We had to communicate all this information to our workers in thirty minutes, twice a day.

For three years.

And we had to keep our material fresh and fun, or the audience might start throwing food at us. (“It’s good to be back in the field,” Peg said happily, the first time our audience started booing—and I think she truly meant it.) It was an impossible, thankless, exhausting job, and the Navy gave us precious little to work with, in terms of our “theater.” At the front of the cafeteria was a small stage—a platform, really, built of rough pine. We didn’t have a curtain or stage lighting, and our “orchestra” amounted to a honky-tonk stand-up piano played by a tiny old local named Mrs. Levinson who (incongruously) could pound those keys so hard you could hear the music all the way from Sands Street. Our props were vegetable crates, and our “dressing room” was the back corner of the kitchen, right next to the dishwasher’s station. As for our actors, they were not exactly the cream of the crop. Most of New York’s showbiz community had either gone off to battle or gotten good industrial jobs since the advent of the war. This meant that the only people left for us to recruit were the sorts of folks whom Olive, not very kindly, called “the lost and the lame.” (To which Peg replied, also not very kindly, “How does that differ from any other theater company?”)

So we improvised. We had men in their sixties playing young swains. We had hefty middle-aged women playing the parts of ingénues, or boys. We couldn’t pay our players nearly as much as they could earn working on the line, so we were constantly losing our actors and dancers to the Navy Yard itself. Some pretty young girl would be singing a song on our stage one day, and the next day you’d see her eating at Sammy on her lunch break, with her hair up in a bandanna and coveralls on. She’d have a wrench in her pocket and a hearty paycheck on its way. It’s tough to get a girl back in the spotlight once she’s seen a hearty paycheck—and we didn’t even have a spotlight.
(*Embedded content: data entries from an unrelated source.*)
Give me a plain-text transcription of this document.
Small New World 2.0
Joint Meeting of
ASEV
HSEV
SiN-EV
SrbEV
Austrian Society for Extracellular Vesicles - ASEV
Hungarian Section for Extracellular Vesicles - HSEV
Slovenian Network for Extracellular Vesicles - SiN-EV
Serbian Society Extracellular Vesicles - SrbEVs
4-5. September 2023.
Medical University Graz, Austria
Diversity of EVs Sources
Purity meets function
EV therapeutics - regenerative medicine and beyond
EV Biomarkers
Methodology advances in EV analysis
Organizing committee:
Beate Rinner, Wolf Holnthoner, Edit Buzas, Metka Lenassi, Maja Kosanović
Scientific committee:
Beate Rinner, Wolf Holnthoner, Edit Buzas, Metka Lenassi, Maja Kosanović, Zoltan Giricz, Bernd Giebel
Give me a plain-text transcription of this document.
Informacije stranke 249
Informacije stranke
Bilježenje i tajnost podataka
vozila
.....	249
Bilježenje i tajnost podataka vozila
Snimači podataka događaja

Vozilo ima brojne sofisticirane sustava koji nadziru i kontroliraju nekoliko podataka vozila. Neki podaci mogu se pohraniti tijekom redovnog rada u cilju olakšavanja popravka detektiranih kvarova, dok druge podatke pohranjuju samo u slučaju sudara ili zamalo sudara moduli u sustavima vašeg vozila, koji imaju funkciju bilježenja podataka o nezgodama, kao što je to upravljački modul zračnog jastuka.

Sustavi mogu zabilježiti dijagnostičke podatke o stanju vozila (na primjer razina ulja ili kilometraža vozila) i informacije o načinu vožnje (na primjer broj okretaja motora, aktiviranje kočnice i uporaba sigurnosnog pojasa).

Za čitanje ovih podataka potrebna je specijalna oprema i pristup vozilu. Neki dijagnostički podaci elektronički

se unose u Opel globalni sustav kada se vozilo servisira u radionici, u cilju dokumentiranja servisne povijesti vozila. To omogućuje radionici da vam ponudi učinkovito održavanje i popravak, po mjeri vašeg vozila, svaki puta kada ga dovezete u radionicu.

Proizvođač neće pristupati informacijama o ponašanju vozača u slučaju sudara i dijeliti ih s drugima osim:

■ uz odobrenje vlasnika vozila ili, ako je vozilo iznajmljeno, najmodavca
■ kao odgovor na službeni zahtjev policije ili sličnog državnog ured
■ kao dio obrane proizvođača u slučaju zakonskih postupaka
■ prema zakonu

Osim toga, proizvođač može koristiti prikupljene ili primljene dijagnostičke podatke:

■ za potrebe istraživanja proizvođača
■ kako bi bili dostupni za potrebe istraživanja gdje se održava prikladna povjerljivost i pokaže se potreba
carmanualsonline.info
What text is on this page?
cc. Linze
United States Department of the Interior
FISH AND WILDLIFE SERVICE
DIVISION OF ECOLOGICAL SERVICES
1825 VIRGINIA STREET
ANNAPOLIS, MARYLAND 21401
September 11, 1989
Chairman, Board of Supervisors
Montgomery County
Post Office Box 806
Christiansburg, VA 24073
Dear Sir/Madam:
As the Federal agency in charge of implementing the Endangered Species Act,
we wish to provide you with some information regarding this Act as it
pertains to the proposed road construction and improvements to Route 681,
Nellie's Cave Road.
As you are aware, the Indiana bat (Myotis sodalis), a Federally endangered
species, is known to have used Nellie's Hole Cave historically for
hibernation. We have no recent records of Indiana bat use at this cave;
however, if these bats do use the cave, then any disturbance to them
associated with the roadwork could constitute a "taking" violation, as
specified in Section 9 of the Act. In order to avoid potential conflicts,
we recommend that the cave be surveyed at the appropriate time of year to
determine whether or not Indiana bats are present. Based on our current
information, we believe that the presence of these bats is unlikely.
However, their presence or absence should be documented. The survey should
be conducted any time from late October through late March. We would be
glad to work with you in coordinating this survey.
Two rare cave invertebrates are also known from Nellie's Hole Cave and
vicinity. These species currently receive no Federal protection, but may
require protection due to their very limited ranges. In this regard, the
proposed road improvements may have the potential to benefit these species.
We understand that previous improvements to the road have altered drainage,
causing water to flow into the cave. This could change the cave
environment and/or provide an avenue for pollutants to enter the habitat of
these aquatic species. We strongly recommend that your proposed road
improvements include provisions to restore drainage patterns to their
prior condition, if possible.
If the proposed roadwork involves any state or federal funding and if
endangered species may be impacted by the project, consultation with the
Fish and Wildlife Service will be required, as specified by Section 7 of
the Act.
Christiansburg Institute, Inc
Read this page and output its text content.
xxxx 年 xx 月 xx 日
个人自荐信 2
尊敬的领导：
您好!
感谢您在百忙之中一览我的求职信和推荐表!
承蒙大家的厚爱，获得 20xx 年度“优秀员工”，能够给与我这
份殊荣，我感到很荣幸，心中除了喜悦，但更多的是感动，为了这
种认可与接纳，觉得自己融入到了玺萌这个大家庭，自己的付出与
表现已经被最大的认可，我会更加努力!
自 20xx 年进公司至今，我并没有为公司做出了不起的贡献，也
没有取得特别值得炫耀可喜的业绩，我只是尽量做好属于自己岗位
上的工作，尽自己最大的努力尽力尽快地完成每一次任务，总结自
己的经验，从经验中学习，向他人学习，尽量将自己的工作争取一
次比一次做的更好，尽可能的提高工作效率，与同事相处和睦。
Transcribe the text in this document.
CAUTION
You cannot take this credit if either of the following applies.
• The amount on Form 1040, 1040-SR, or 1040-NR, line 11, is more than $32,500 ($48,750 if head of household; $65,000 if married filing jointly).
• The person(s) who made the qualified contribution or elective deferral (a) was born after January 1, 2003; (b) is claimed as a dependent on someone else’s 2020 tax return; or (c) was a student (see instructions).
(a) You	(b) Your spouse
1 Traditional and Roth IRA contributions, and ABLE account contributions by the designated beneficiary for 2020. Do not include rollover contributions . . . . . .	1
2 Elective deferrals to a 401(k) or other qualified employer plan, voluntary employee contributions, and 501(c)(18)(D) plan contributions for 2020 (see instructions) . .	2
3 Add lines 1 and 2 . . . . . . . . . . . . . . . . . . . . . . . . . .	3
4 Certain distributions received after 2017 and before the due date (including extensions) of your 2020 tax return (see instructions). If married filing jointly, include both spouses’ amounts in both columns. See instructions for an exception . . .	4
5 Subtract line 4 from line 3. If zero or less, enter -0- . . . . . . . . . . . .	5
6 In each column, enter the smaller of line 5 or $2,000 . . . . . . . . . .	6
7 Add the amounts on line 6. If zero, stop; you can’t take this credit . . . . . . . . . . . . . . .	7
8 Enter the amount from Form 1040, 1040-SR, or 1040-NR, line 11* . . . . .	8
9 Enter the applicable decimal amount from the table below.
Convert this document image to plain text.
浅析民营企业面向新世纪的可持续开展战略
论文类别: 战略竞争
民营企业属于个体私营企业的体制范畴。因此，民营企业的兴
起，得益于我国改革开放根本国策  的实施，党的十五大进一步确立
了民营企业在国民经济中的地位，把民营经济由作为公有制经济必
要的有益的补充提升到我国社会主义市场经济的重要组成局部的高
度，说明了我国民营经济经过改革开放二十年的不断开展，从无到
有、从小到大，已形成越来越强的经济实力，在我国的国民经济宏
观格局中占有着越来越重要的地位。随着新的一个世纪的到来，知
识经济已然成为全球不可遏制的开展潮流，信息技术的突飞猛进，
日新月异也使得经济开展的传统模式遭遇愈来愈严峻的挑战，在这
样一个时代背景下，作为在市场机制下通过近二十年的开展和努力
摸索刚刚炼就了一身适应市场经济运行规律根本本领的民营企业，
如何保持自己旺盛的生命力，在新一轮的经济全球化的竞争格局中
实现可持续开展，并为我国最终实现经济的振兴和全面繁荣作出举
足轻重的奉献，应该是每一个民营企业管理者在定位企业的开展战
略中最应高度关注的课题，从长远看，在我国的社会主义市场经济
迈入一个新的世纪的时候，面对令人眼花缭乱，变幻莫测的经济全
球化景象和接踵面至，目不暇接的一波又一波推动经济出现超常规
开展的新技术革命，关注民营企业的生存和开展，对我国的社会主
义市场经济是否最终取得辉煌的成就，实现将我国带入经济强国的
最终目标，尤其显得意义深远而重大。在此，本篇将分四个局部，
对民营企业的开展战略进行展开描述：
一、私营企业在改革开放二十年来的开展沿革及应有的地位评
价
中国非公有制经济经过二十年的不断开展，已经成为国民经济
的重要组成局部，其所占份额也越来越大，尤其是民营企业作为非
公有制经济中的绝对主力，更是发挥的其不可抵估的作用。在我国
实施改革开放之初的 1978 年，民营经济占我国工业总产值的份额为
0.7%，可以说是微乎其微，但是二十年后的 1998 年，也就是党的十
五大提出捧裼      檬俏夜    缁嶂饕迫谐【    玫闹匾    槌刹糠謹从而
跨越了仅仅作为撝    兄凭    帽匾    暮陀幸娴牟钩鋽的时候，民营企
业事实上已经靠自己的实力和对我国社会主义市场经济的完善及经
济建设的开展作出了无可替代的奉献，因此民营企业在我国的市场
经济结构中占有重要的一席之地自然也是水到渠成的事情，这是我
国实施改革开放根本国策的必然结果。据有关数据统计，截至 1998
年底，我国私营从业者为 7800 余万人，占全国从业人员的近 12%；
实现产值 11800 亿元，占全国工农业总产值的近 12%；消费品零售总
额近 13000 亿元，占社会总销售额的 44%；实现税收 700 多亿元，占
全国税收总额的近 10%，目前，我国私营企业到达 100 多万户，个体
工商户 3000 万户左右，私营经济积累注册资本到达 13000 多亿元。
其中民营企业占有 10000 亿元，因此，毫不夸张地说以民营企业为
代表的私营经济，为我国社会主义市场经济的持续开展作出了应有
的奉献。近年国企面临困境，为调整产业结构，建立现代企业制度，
Putting together costumes was, of course, my primary job, although I also wrote the occasional script, and even sometimes penned a song lyric or two. My work had never been more difficult. I had virtually no budget, and, because of the war, there was a nationwide shortage of all the materials I needed. It wasn’t just fabrics that were scarce; you couldn’t get buttons, zippers, or hooks and eyes, either. I became ferociously inventive. In my most shining moment, I created a vest for the character of King Victor Emmanuel III of Italy using some two-toned jacquard damask I’d ripped from a rotting, overstuffed sofa I’d found on the corner of Tenth Avenue and Forty-fourth Street one morning, awaiting removal to the dump. (I won’t pretend that the costume smelled good, but our king really looked like a king—and that’s saying something, given the fact that he was portrayed by a sunken-chested old man who only one hour before showtime had been cooking beans in the Sammy kitchen.)